Muffinki czekoladowo-serowe z malinami
Z początkiem lata na straganach pojawiły się maliny, te wyjątkowe dla mnie owoce jagodowe, stosuję w kuchni bardzo często, osobiście nie znam lepszego dodatku do letniego sernika niż coulis malinowy. Tym razem oszczędziłam owoców i zatopiłam je w całości w ciężkim brownie i przykryłam serową kołderką. W efekcie otrzymałam mini serniko-brownie z kwaskowatymi malinami, które doskonale oczyszczają podniebienie.
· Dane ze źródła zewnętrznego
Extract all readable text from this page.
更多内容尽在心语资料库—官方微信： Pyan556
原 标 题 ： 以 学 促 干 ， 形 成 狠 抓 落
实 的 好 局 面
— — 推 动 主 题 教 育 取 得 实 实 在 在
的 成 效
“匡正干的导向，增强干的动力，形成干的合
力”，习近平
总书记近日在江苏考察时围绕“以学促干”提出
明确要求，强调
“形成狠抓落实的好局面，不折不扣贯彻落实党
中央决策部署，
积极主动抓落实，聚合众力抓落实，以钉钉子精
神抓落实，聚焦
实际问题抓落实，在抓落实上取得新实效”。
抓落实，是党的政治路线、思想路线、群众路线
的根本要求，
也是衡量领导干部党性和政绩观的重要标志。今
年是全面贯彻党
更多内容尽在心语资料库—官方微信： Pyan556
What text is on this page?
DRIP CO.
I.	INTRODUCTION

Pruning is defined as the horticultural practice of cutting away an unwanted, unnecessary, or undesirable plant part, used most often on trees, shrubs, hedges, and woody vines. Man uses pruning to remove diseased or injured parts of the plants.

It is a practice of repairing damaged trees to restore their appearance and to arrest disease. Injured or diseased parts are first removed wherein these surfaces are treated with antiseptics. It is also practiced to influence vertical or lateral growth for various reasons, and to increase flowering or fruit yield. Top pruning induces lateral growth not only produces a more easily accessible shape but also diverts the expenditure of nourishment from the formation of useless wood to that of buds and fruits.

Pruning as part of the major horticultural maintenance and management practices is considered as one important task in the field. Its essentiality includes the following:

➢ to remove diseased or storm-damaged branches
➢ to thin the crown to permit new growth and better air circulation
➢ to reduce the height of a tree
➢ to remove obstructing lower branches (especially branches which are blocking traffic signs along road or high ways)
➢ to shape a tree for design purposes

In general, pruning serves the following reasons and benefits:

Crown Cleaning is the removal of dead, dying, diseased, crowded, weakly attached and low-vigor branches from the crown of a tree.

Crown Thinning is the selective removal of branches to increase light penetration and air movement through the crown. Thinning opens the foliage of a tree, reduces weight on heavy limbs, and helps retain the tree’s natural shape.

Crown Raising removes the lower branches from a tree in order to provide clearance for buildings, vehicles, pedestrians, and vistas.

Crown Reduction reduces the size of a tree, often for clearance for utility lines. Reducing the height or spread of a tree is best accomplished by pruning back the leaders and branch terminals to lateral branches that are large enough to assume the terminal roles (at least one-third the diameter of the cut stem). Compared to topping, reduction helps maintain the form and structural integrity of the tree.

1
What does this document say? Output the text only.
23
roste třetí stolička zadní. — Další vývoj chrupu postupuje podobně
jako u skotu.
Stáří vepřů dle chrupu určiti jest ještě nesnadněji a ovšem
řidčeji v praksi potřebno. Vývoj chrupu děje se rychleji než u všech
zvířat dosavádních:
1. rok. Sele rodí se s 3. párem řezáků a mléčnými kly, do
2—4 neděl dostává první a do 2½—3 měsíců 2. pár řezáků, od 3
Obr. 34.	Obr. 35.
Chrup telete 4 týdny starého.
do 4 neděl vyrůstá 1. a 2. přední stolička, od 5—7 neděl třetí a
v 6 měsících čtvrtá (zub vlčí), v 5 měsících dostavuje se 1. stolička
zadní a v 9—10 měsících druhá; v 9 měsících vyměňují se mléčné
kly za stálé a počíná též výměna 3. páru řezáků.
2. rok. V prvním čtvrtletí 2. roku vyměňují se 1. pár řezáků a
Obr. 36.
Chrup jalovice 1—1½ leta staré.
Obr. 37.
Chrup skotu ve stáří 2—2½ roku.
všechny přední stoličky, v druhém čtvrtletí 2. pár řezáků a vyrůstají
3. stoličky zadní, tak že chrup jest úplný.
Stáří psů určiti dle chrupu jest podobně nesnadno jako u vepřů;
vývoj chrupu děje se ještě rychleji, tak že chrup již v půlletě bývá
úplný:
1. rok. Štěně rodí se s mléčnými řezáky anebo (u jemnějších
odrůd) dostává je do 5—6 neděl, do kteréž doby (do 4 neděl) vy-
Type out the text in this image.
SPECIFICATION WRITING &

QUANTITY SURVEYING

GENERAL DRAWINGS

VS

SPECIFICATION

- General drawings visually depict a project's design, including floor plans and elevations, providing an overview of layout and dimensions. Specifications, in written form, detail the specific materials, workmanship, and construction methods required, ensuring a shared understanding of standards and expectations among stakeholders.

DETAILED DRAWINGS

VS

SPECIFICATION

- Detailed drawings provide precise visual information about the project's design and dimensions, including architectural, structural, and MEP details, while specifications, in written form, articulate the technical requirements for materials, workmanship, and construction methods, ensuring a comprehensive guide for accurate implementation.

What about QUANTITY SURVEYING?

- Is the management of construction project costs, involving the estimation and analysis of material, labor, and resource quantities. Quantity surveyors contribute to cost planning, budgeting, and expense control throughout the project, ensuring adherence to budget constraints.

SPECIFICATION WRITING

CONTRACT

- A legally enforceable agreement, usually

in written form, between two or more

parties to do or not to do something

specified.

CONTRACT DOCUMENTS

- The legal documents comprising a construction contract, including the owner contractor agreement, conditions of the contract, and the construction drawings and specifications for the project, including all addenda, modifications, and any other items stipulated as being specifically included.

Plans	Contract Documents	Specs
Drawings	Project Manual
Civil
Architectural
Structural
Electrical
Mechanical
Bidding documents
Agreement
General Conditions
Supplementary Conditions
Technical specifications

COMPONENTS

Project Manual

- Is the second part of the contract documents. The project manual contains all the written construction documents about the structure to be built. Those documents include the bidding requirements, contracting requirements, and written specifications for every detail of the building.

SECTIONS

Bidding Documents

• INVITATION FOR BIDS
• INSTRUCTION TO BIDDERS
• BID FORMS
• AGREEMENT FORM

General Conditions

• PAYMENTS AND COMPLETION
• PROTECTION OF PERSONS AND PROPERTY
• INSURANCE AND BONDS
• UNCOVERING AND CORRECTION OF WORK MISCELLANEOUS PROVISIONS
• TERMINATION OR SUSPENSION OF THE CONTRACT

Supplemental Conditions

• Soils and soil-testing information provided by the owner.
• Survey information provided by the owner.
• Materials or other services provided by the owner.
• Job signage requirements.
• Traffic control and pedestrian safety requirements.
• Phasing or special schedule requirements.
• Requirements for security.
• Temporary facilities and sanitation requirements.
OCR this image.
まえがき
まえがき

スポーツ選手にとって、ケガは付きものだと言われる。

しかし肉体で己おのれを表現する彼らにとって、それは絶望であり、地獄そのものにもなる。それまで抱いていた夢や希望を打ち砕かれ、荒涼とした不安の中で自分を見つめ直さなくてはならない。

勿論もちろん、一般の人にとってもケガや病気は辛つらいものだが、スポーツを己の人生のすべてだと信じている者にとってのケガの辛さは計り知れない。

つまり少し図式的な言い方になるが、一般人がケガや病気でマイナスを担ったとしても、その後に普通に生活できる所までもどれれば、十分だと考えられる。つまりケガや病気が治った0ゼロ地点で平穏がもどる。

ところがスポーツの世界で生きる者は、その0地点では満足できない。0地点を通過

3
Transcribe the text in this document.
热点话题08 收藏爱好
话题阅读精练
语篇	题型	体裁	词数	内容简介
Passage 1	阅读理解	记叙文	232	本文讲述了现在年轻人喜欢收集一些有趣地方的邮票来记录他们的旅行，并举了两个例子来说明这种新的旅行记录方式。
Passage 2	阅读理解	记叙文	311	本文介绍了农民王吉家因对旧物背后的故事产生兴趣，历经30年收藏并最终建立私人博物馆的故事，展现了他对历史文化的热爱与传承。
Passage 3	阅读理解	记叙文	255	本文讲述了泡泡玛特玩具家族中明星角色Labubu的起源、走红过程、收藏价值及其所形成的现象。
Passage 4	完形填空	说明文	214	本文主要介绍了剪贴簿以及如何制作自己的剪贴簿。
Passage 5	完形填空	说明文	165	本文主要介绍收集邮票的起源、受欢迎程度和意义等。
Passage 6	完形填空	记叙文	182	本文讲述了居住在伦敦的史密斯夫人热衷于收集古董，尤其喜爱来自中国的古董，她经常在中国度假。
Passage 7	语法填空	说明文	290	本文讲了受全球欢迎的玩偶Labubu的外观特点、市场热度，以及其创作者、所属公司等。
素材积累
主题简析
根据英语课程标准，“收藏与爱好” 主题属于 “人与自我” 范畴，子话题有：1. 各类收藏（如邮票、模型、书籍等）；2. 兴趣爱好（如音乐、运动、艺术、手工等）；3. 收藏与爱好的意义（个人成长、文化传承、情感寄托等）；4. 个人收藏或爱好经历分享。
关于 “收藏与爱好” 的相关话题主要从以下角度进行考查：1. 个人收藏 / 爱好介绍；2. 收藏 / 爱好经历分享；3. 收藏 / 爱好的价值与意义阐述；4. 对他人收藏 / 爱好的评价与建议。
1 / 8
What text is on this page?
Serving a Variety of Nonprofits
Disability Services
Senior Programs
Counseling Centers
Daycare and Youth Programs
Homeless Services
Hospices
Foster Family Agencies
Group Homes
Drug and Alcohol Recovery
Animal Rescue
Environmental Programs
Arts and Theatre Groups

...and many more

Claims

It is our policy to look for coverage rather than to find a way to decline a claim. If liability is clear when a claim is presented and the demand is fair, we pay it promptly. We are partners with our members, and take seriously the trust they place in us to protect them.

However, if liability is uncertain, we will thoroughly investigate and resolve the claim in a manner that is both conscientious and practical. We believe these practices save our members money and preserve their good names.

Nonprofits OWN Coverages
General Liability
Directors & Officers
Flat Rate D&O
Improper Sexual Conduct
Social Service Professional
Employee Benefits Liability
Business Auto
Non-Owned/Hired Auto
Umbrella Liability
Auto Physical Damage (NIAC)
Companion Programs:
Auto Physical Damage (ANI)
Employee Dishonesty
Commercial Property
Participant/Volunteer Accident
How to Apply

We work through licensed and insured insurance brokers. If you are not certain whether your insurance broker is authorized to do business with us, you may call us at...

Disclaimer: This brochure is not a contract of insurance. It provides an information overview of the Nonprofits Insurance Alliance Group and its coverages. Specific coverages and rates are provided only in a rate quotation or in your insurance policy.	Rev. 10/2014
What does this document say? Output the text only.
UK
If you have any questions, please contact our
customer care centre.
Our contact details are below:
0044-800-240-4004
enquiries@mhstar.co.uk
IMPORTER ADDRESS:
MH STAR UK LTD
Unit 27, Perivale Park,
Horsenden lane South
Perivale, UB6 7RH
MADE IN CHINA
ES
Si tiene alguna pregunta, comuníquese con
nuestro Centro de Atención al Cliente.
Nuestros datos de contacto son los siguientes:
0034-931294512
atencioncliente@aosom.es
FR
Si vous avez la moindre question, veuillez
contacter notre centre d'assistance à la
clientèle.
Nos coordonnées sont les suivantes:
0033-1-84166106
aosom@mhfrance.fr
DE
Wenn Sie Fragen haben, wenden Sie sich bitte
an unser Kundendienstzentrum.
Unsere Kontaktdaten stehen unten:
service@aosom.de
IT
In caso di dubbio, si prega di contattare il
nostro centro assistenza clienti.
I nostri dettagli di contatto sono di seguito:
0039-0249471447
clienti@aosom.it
Na miły początek wakacji, smacznego!
Składniki na 12 szt
Czas przygotowania: 25 min
Masa serowa
200 g serka trzykrotnie mielonego
1 łyżka mąki pszennej
3 łyżki cukru
1 jajko
Masa czekoladowa
60 g gorzkiej czekolady
60 g masła
1/4 szklanki cukru
1 jajko
35 g mąki pszennej
1/3 łyżeczki proszku do pieczenia
250 g malin
Przygotowanie:
1. Piekarnik nagrzewamy do 160 stopni, foremki do muffinek wykładamy papilotkami
2. Masa czekoladowa - czekoladę łamiemy w kosteczkę, dodajemy pokrojone masło, podgrzewamy na wolnym ogniu do rozpuszczenia
3. Odstawiamy z ognia, czekamy aż masa lekko przestygnie, dodajemy jajko, cukier oraz przesianą make z proszkiem, mieszamy do połączenia się składników
4. Masa serowa - w miseczce mieszamy ser z mąką, cukrem i jajkiem
5. Na dno papilotek wykładamy masę czekoladową, układamy kilka malin, zalewamy masą serową
6. Foremki wstawiamy do nagrzanego piekarnika na ok 20 min, muffinki zestalą się po wystygnięciu
Mocno czekoladowy spód, lekko kwaskowate maliny, aksamitny serowy wierzch!